Re: Getting NSScrollView to ignore scrolling
Re: Getting NSScrollView to ignore scrolling
- Subject: Re: Getting NSScrollView to ignore scrolling
- From: Mark Wright <email@hidden>
- Date: Mon, 21 Feb 2011 16:20:52 +0000
However, as far as I recall, the scroll view is responsible for tiling
and drawing the table column headers (and the little corner view).
So, it's only a workable solution if you don't want headers over your
table columns...
On 21 Feb 2011, at 04:10:24, Scott Anguish wrote:
although you have a solution, I’ll mention...
You don’t HAVE to have a table view within a scroll view.
There are situations in the system that are the case (sidebar in
Finder, threads in mail).
It’s just the normal case.
On Feb 20, 2011, at 4:27 PM, Andrew Shamel wrote:
Hurrah! It was as easy as this:
- (void)scrollWheel:(NSEvent *)theEvent
{
[[self nextResponder] scrollWheel:theEvent];
}
Thanks, y'all!
— andy
On Feb 19, 2011, at 4:48 PM, Quincey Morris wrote:
On Feb 19, 2011, at 16:25, Peter Lübke wrote:
My question is this: how do I get the scroll view to ignore
scrolling messages? The tables/scrollviews are sitting on views
that are part of a homebrew collection view, and the scrolling
"catches" on them, even though there's no scrolling to be done.
The scroll view is taking the events, but there is nothing for
them to do. I want to be able to scroll past the table using a
scrollwheel or the trackpad without the scrolling action
"catching."
What do you mean with "scroll past the table"?
I'm pretty sure the OP is talking specifically about scrolling
with the scroll wheel. (It sounds like the individual table views
in his view collection don't have scroll bars, and are sized to
show all their content anyway.) In that case, the table views or
scroll views are still responding the scroll wheel, which prevents
the collection view itself from scrolling.

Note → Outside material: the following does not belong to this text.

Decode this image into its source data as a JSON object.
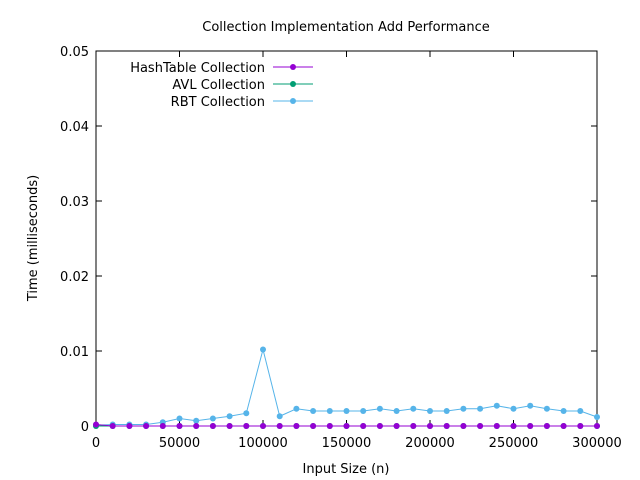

I think the only way to fix this is to override the appropriate
'scrollWheel:' event method, and to pass the event on up the
responder chain. NSScrollView's documentation lists that method,
so presumably that's the appropriate method, and so it would be
necessary to subclass NSScrollView, override 'scrollWheel:' and
figure out a way of bypassing the NSScrollView implementation
(since the usual '[super scrollWheel:]' technique won't achieve
that here). I guess you'd have to walk the responder chain
manually (not normally recommended), or find the NSScrollView's
superclass's implementation via the 'objc_...' runtime routines
(not normally recommended), although maybe there's a simpler way
that's just not occurring to me right now.